Nurse failed to alert doctor after patient’s foot turned blue

A nurse failed to alert a doctor when a patient’s foot turned blue, a watchdog has found.

Stella Nthinya, was cleared of making a series of blunders which were said to have contributed to the patient’s foot being amputated, but was found to have made other mistakes.

Nthinya had allegedly failed to give a pensioner a week’s worth of medication for deep vein thrombosis when she worked at the Southern Cross-run Newark Care Home in Port Glasgow, Inverclyde.

The patient suffered ‘blue foot’ and his leg had to be amputated.

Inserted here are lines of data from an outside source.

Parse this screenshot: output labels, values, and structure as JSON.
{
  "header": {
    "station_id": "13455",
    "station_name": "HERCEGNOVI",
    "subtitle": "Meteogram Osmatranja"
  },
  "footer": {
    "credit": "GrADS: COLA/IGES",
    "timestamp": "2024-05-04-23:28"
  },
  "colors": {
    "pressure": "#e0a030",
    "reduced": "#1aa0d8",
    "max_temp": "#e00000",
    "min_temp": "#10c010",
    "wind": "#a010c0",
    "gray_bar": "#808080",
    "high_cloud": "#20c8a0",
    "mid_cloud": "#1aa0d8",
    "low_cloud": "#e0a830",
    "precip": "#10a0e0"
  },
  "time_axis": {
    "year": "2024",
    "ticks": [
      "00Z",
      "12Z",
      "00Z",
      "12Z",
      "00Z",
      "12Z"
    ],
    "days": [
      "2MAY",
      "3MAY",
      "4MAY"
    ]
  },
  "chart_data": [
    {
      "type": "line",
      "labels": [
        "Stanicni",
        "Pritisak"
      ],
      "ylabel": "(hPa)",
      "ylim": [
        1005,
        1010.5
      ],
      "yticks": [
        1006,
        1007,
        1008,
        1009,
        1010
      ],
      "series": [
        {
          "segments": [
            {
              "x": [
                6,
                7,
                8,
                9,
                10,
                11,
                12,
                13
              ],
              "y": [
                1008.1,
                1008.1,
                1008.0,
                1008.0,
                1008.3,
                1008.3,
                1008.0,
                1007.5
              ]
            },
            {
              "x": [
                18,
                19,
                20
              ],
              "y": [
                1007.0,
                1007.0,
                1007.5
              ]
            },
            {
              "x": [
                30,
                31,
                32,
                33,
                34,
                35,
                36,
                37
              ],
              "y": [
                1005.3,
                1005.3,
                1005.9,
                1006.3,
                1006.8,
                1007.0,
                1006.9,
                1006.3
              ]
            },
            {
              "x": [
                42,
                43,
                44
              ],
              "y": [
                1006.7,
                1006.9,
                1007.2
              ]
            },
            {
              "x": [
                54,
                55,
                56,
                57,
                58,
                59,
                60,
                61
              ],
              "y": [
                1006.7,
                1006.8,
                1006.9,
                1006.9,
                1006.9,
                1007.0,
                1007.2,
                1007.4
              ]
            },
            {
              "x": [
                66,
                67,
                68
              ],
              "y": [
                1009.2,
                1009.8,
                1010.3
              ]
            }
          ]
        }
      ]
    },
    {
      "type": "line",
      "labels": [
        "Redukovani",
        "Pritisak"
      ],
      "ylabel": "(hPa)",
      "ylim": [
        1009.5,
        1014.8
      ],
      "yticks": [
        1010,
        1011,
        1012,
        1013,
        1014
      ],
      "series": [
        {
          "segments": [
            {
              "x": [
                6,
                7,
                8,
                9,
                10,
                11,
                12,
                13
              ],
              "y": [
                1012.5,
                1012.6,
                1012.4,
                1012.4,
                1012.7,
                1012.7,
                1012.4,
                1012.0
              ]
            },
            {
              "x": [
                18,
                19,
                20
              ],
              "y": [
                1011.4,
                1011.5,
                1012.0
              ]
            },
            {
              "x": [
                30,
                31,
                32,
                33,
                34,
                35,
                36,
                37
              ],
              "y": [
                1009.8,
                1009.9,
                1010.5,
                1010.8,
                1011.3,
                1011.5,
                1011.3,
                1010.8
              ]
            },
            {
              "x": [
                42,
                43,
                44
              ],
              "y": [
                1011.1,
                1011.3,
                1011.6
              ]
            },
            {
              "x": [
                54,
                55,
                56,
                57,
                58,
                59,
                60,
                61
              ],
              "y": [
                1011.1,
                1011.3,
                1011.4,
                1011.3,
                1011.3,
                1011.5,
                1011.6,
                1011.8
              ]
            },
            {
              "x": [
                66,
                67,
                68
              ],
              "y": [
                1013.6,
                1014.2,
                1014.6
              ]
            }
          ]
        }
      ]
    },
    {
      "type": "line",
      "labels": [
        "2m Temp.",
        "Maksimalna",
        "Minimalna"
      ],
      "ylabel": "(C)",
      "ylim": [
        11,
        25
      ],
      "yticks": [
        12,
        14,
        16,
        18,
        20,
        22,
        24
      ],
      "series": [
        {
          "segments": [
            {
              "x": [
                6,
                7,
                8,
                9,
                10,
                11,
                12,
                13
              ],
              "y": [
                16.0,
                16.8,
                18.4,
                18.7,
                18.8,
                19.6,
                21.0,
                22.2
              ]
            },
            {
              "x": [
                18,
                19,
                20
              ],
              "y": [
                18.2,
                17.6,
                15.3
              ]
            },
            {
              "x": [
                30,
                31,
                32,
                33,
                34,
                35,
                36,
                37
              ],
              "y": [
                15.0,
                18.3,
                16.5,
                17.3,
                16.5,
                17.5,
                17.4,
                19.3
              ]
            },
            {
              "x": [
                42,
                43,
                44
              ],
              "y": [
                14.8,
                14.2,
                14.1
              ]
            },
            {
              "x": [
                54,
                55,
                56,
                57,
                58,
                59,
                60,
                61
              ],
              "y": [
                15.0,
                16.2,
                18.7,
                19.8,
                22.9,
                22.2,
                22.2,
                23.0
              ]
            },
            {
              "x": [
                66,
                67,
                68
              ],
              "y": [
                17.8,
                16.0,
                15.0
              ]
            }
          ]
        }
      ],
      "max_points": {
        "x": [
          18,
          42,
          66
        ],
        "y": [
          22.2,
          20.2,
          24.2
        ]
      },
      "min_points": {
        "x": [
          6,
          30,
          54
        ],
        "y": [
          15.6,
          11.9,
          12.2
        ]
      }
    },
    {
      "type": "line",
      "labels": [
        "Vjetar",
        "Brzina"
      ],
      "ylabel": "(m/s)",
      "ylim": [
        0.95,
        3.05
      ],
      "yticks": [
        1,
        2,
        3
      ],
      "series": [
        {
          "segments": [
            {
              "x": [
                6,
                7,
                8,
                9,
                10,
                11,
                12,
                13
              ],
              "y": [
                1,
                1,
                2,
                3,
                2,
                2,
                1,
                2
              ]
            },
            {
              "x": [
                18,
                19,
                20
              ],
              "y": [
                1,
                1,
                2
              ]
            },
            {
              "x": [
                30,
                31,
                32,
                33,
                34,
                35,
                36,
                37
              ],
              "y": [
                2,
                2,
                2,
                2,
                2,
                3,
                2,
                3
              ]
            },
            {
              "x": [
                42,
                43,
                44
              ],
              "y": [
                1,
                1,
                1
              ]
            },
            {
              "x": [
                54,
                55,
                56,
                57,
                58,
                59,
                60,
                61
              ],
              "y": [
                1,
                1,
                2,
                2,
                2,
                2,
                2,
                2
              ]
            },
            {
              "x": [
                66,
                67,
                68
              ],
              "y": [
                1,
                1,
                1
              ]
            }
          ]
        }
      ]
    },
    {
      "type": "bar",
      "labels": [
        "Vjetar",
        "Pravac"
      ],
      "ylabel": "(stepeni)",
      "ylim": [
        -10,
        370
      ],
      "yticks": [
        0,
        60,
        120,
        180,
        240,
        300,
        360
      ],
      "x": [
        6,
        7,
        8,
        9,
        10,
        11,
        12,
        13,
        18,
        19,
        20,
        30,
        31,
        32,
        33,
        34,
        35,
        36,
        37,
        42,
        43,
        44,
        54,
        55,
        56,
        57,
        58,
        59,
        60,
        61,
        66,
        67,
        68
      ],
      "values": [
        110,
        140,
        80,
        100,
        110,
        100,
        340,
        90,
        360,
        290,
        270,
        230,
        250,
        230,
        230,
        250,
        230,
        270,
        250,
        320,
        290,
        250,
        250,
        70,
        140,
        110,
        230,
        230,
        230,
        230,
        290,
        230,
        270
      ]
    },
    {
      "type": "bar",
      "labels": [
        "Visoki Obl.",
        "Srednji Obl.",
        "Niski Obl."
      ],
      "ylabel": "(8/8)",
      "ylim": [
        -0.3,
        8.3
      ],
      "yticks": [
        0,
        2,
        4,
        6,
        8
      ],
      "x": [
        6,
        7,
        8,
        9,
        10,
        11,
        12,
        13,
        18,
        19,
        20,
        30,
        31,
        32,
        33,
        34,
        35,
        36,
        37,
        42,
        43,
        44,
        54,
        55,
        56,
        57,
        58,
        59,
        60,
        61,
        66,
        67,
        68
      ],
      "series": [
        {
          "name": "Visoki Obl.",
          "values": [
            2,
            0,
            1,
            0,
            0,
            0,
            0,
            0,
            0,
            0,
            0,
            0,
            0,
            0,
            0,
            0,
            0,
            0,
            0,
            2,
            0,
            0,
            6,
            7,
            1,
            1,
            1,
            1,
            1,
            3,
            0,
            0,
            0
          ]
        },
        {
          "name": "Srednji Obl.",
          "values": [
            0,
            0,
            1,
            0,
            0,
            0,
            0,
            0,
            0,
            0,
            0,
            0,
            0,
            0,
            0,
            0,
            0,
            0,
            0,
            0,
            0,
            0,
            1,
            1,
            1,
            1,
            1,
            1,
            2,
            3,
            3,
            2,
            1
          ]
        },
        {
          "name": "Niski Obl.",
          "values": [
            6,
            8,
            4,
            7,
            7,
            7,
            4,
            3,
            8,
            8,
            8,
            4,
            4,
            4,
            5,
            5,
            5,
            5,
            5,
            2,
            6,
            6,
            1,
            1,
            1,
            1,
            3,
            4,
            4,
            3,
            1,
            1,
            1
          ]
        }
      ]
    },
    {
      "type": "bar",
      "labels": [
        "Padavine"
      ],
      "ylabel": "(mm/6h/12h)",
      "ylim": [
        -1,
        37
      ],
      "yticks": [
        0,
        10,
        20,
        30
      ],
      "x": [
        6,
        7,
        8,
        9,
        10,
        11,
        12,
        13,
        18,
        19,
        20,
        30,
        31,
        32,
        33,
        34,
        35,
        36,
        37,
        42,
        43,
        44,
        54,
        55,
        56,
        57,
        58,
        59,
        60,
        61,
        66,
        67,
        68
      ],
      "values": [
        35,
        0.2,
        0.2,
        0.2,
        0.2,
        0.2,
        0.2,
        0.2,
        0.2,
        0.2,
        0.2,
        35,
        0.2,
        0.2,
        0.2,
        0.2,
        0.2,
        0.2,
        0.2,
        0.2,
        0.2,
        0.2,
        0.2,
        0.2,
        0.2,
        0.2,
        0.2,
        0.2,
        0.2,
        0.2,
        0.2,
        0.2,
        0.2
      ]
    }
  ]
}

He later died, although there was no evidence to suggest this was linked to Nthinya’s actions.

The nurse admitted she had not given the patient his injection of a drug once, but insisted she had done so on the other four occasions.

She also admitted failing to call a doctor when she discovered the man’s foot had turned blue, and panel determined that she failed to inform the home’s deputy manager or provide an adequate handover.

Finding that her actions amounted to misconduct, but that she was fit to continue working as a nurse, panel chair Fiona Freedland said: “The panel determined that Ms Nthinya’s failures collectively amount to misconduct. They were serious failures, constituting breaches of the elements of the code set out above; they presented a significant risk of harm to [the resident].

“Ms Nthinya’s action in not seeking medical assistance in the light of her observation that [the resident’s] foot was blue and cyanosed together with her subsequent failure to pass on, at handover, appropriate verbal or written information regarding the condition of his foot led to a delay in [the resident’s] condition being diagnosed and to his receiving the appropriate treatment and care.”